人間の健康にとって森や海の恵みがどれだけ重要か、といった分析はさまざまな研究で行われてきました。自然が人間の生活の基盤となり、生活の質を高めることは確かです。ただ、それがどの程度かを示すのが難しく、定量化や可視化を目指す私自身の研究につながっています。
ウェルビーイングという言葉が示す意味は幅広いのですが、その重要な点は「幅広い選択肢があること」です。森と海のどちらに行くかを選択できる環境は、たとえ森にしか行かないとしても、森しか選択肢がない状況より豊かだといえます。つまり、行動の結果だけを評価するのではなく、行動できる幅の豊かさがウェルビーイングにつながるということです。
神戸のようにすぐ近くに豊かな自然がある都市は、それが強みといえます。しかし、その価値を意識的に見つめ、可視化をしないと、いつの間にか失うという状況にもなりかねません。そういう意味で、自然環境や生態系の価値の可視化は、今後ますます重要になると考えています。
佐藤真行教授 略歴
2001年、京都大学経済学部卒。2006年、京都大学大学院経済学研究科博士後期課程修了。博士(経済学)。
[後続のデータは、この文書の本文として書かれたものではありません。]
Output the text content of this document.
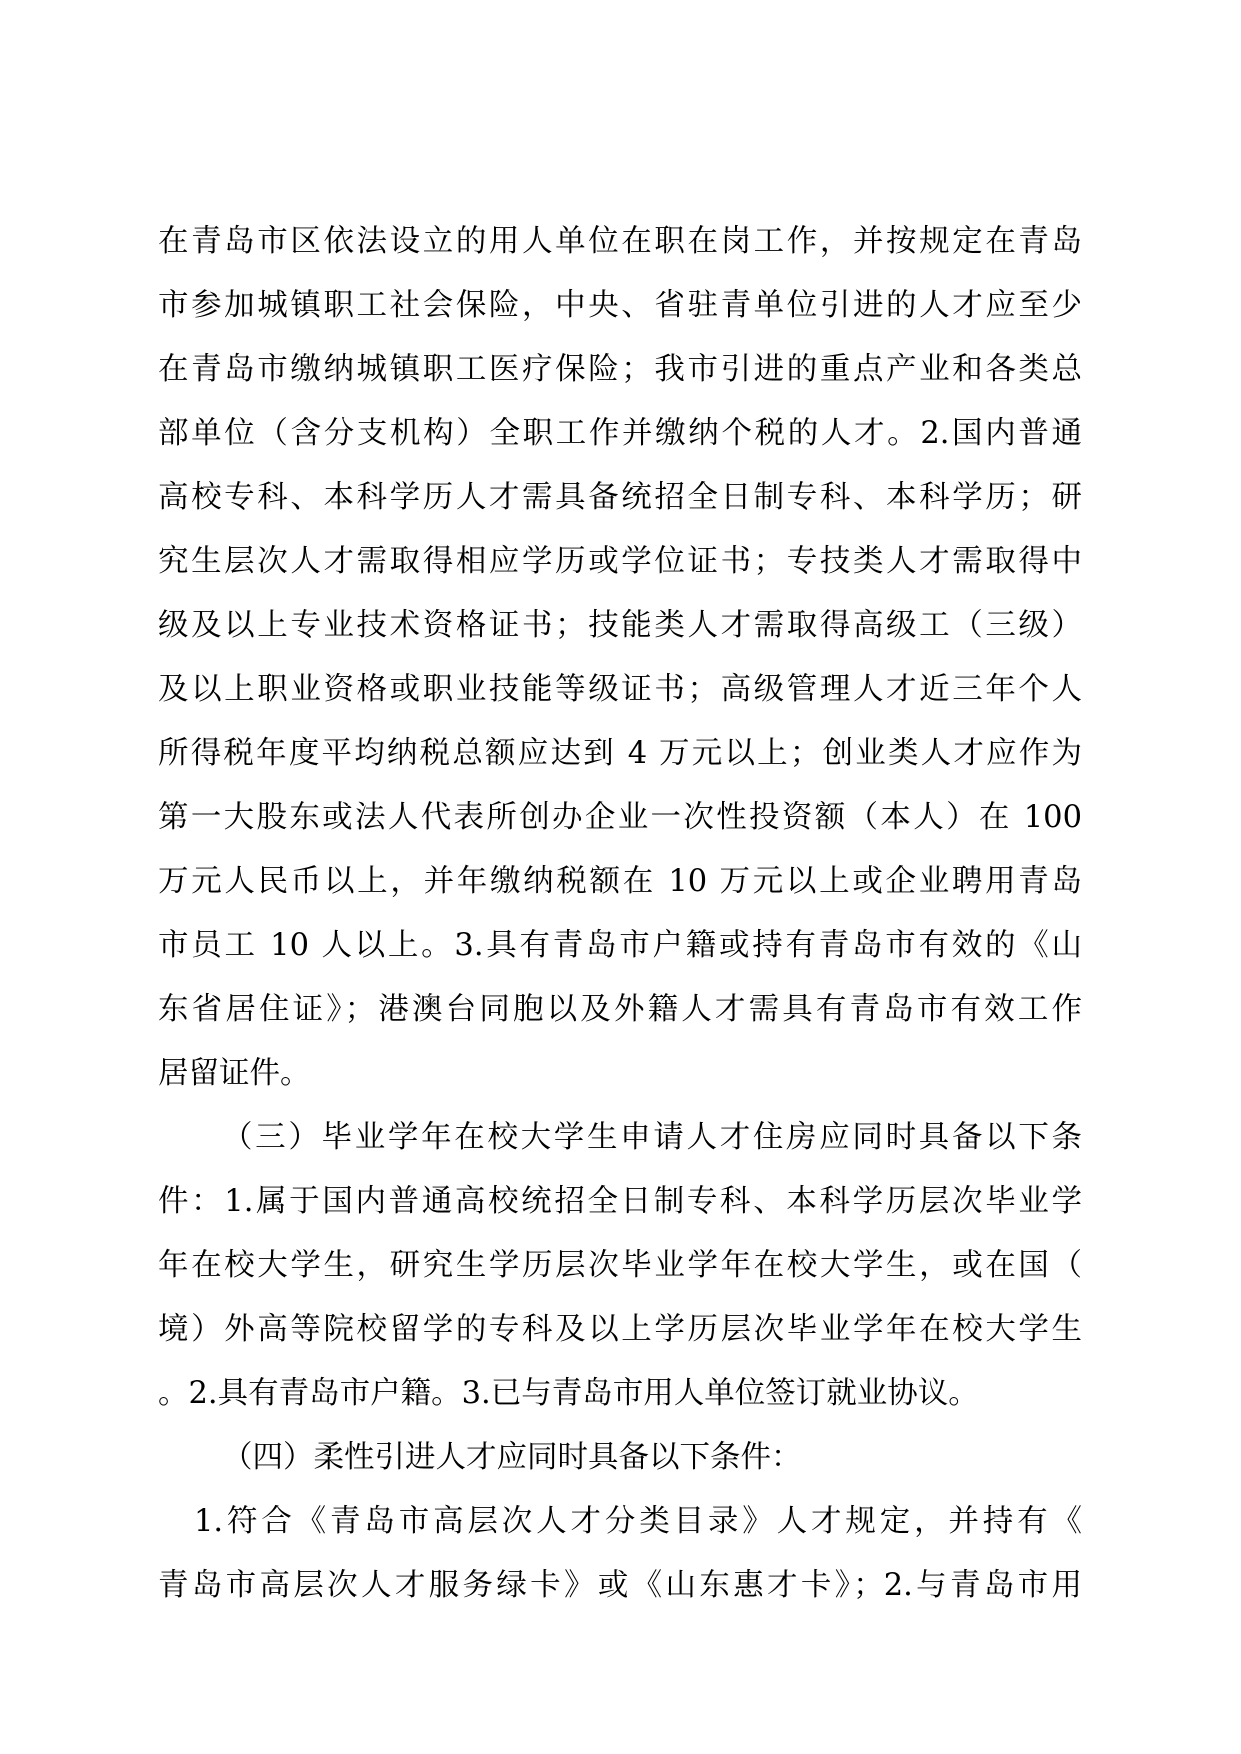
在青岛市区依法设立的用人单位在职在岗工作，并按规定在青岛
市参加城镇职工社会保险，中央、省驻青单位引进的人才应至少
在青岛市缴纳城镇职工医疗保险；我市引进的重点产业和各类总
部单位（含分支机构）全职工作并缴纳个税的人才。2.国内普通
高校专科、本科学历人才需具备统招全日制专科、本科学历；研
究生层次人才需取得相应学历或学位证书；专技类人才需取得中
级及以上专业技术资格证书；技能类人才需取得高级工（三级）
及以上职业资格或职业技能等级证书；高级管理人才近三年个人
所得税年度平均纳税总额应达到 4 万元以上；创业类人才应作为
第一大股东或法人代表所创办企业一次性投资额（本人）在 100
万元人民币以上，并年缴纳税额在 10 万元以上或企业聘用青岛
市员工 10 人以上。3.具有青岛市户籍或持有青岛市有效的《山
东省居住证》；港澳台同胞以及外籍人才需具有青岛市有效工作
居留证件。
（三）毕业学年在校大学生申请人才住房应同时具备以下条
件：1.属于国内普通高校统招全日制专科、本科学历层次毕业学
年在校大学生，研究生学历层次毕业学年在校大学生，或在国（
境）外高等院校留学的专科及以上学历层次毕业学年在校大学生
。2.具有青岛市户籍。3.已与青岛市用人单位签订就业协议。
（四）柔性引进人才应同时具备以下条件：
1.符合《青岛市高层次人才分类目录》人才规定，并持有《
青岛市高层次人才服务绿卡》或《山东惠才卡》；2.与青岛市用
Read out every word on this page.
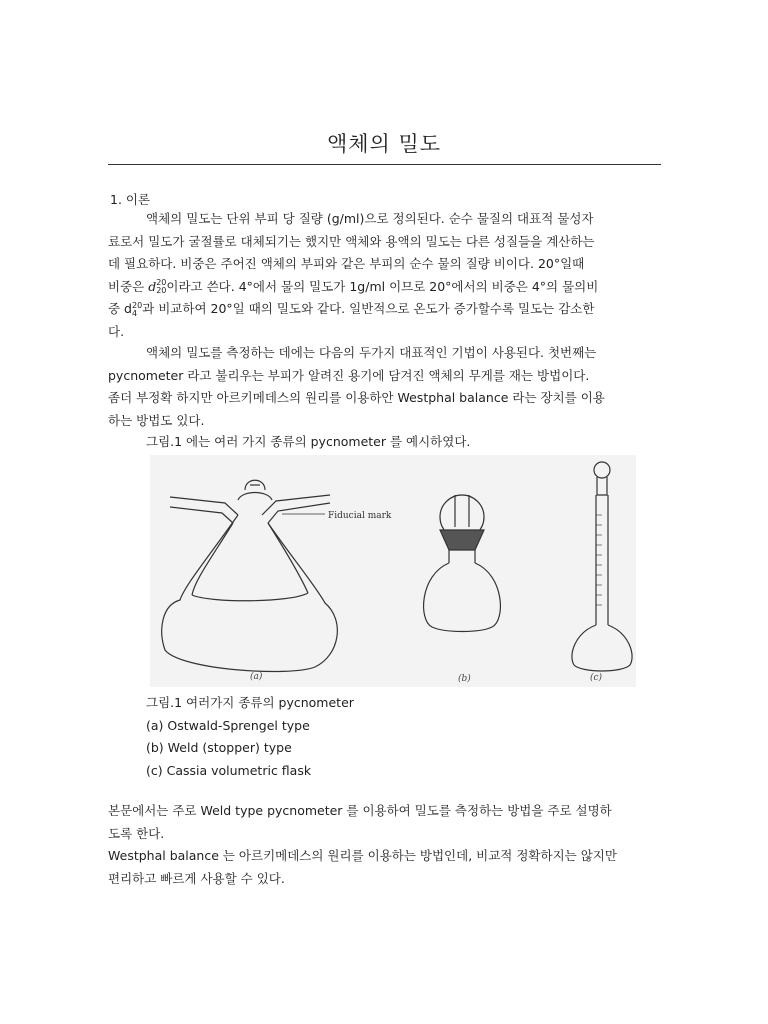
액체의 밀도
1. 이론
액체의 밀도는 단위 부피 당 질량 (g/ml)으로 정의된다. 순수 물질의 대표적 물성자
료로서 밀도가 굴절률로 대체되기는 했지만 액체와 용액의 밀도는 다른 성질들을 계산하는
데 필요하다. 비중은 주어진 액체의 부피와 같은 부피의 순수 물의 질량 비이다. 20°일때
비중은 d20
20이라고 쓴다. 4°에서 물의 밀도가 1g/ml 이므로 20°에서의 비중은 4°의 물의비
중 d20
4 과 비교하여 20°일 때의 밀도와 같다. 일반적으로 온도가 증가할수록 밀도는 감소한
다.
액체의 밀도를 측정하는 데에는 다음의 두가지 대표적인 기법이 사용된다. 첫번째는
pycnometer 라고 불리우는 부피가 알려진 용기에 담겨진 액체의 무게를 재는 방법이다.
좀더 부정확 하지만 아르키메데스의 원리를 이용하안 Westphal balance 라는 장치를 이용
하는 방법도 있다.
그림.1 에는 여러 가지 종류의 pycnometer 를 예시하였다.
Fiducial mark
(a)	(b)	(c)
그림.1 여러가지 종류의 pycnometer
(a) Ostwald-Sprengel type
(b) Weld (stopper) type
(c) Cassia volumetric flask
본문에서는 주로 Weld type pycnometer 를 이용하여 밀도를 측정하는 방법을 주로 설명하
도록 한다.
Westphal balance 는 아르키메데스의 원리를 이용하는 방법인데, 비교적 정확하지는 않지만
편리하고 빠르게 사용할 수 있다.
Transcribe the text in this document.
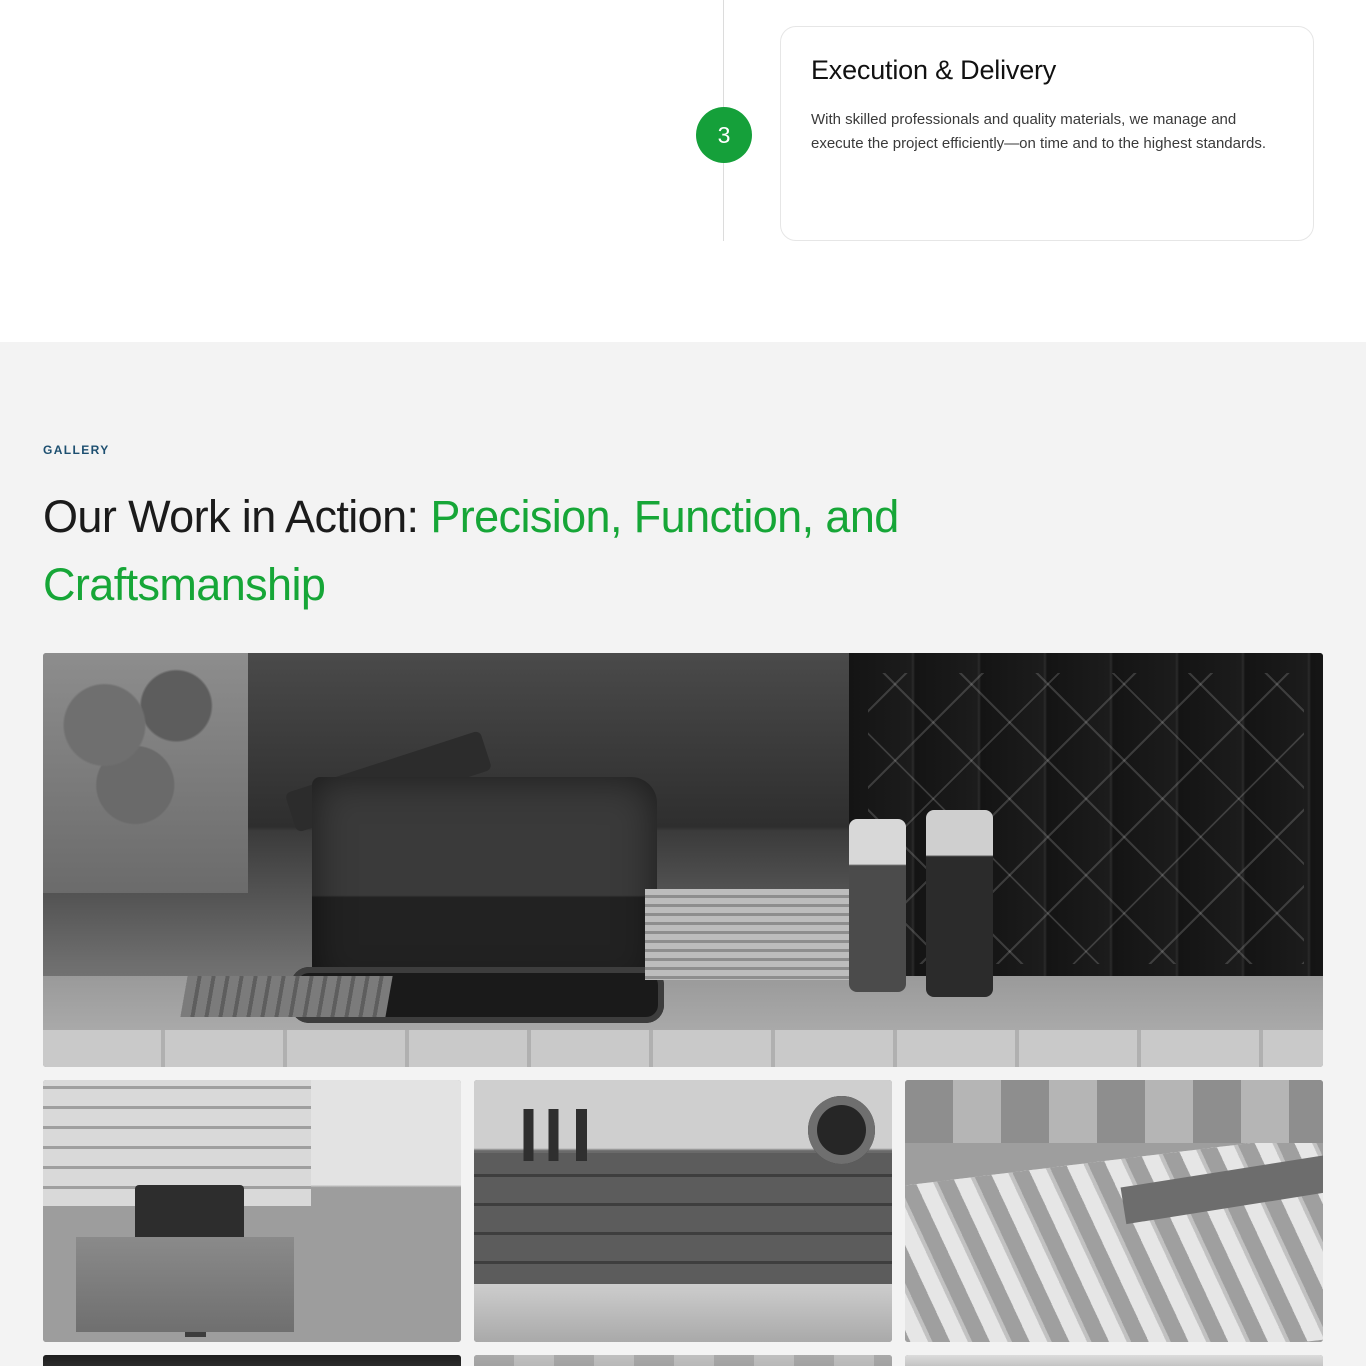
3
Execution & Delivery

With skilled professionals and quality materials, we manage and execute the project efficiently—on time and to the highest standards.

GALLERY
Our Work in Action: Precision, Function, and Craftsmanship
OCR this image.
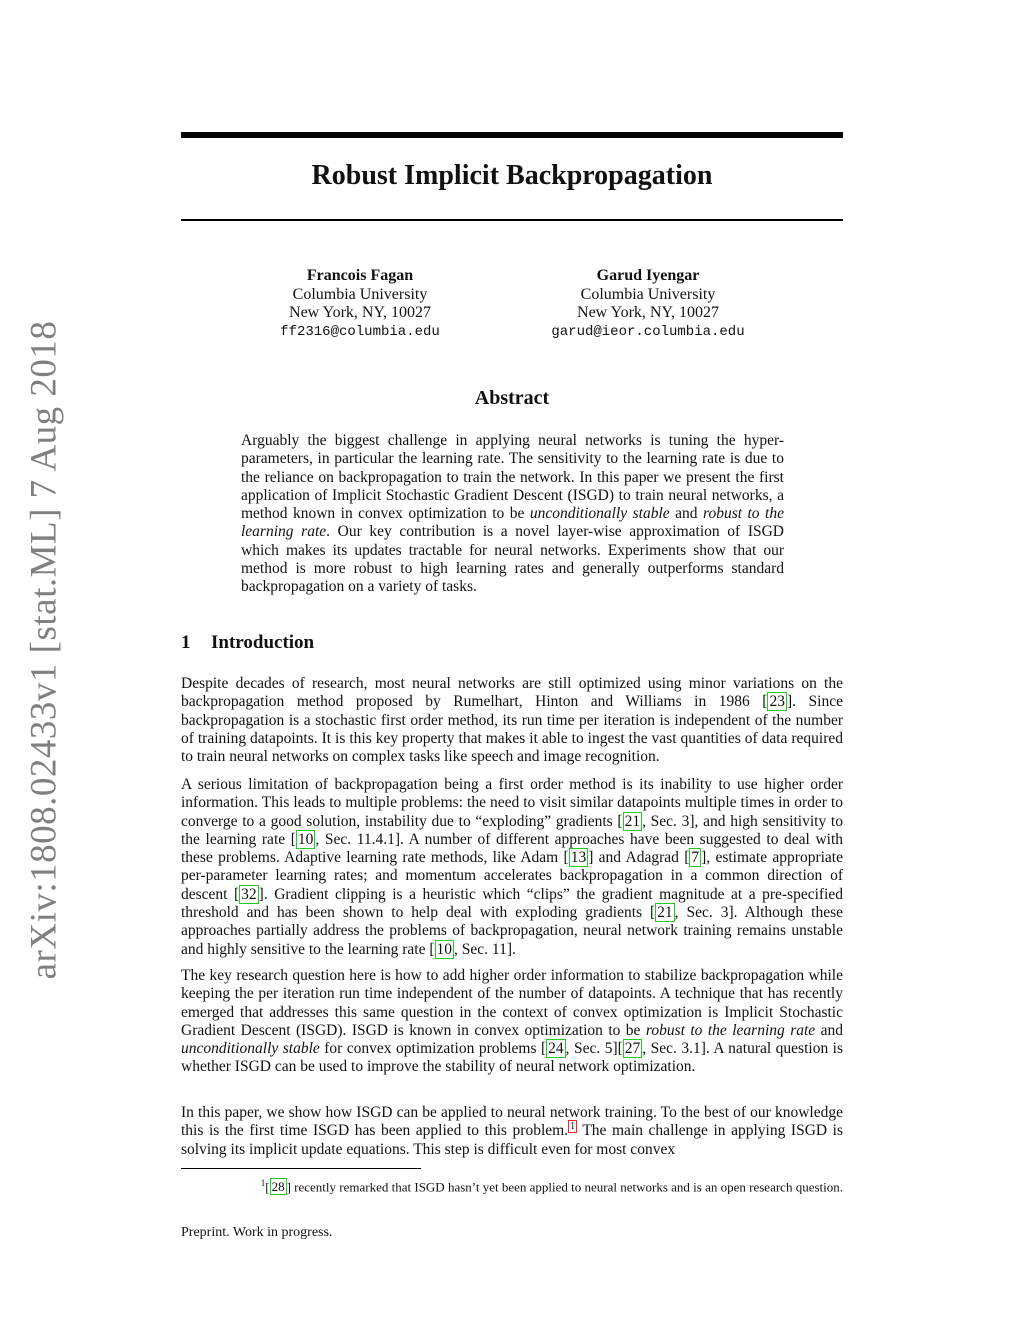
arXiv:1808.02433v1 [stat.ML] 7 Aug 2018
Robust Implicit Backpropagation
Francois Fagan
Columbia University
New York, NY, 10027
ff2316@columbia.edu
Garud Iyengar
Columbia University
New York, NY, 10027
garud@ieor.columbia.edu
Abstract

Arguably the biggest challenge in applying neural networks is tuning the hyper-parameters, in particular the learning rate. The sensitivity to the learning rate is due to the reliance on backpropagation to train the network. In this paper we present the first application of Implicit Stochastic Gradient Descent (ISGD) to train neural networks, a method known in convex optimization to be unconditionally stable and robust to the learning rate. Our key contribution is a novel layer-wise approximation of ISGD which makes its updates tractable for neural networks. Experiments show that our method is more robust to high learning rates and generally outperforms standard backpropagation on a variety of tasks.

1 Introduction

Despite decades of research, most neural networks are still optimized using minor variations on the backpropagation method proposed by Rumelhart, Hinton and Williams in 1986 [ 23 ]. Since backpropagation is a stochastic first order method, its run time per iteration is independent of the number of training datapoints. It is this key property that makes it able to ingest the vast quantities of data required to train neural networks on complex tasks like speech and image recognition.

A serious limitation of backpropagation being a first order method is its inability to use higher order information. This leads to multiple problems: the need to visit similar datapoints multiple times in order to converge to a good solution, instability due to “exploding” gradients [ 21 , Sec. 3], and high sensitivity to the learning rate [ 10 , Sec. 11.4.1]. A number of different approaches have been suggested to deal with these problems. Adaptive learning rate methods, like Adam [ 13 ] and Adagrad [ 7 ], estimate appropriate per-parameter learning rates; and momentum accelerates backpropagation in a common direction of descent [ 32 ]. Gradient clipping is a heuristic which “clips” the gradient magnitude at a pre-specified threshold and has been shown to help deal with exploding gradients [ 21 , Sec. 3]. Although these approaches partially address the problems of backpropagation, neural network training remains unstable and highly sensitive to the learning rate [ 10 , Sec. 11].

The key research question here is how to add higher order information to stabilize backpropagation while keeping the per iteration run time independent of the number of datapoints. A technique that has recently emerged that addresses this same question in the context of convex optimization is Implicit Stochastic Gradient Descent (ISGD). ISGD is known in convex optimization to be robust to the learning rate and unconditionally stable for convex optimization problems [ 24 , Sec. 5][ 27 , Sec. 3.1]. A natural question is whether ISGD can be used to improve the stability of neural network optimization.

In this paper, we show how ISGD can be applied to neural network training. To the best of our knowledge this is the first time ISGD has been applied to this problem. $^1$ The main challenge in applying ISGD is solving its implicit update equations. This step is difficult even for most convex

$^1$[ 28 ] recently remarked that ISGD hasn’t yet been applied to neural networks and is an open research question.

Preprint. Work in progress.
日本学術振興会特別研究員、京都大学地球環境学堂助教、京都大学フィールド科学教育研究センター特定准教授などを経て、2012年、神戸大学大学院人間発達環境学研究科准教授。2019年3月~2020年3月、ケンブリッジ大学客員研究員。2020年、神戸大学大学院人間発達環境学研究科教授。2022年から神戸大学ウェルビーイング先端研究センター環境領域研究部門長を兼務。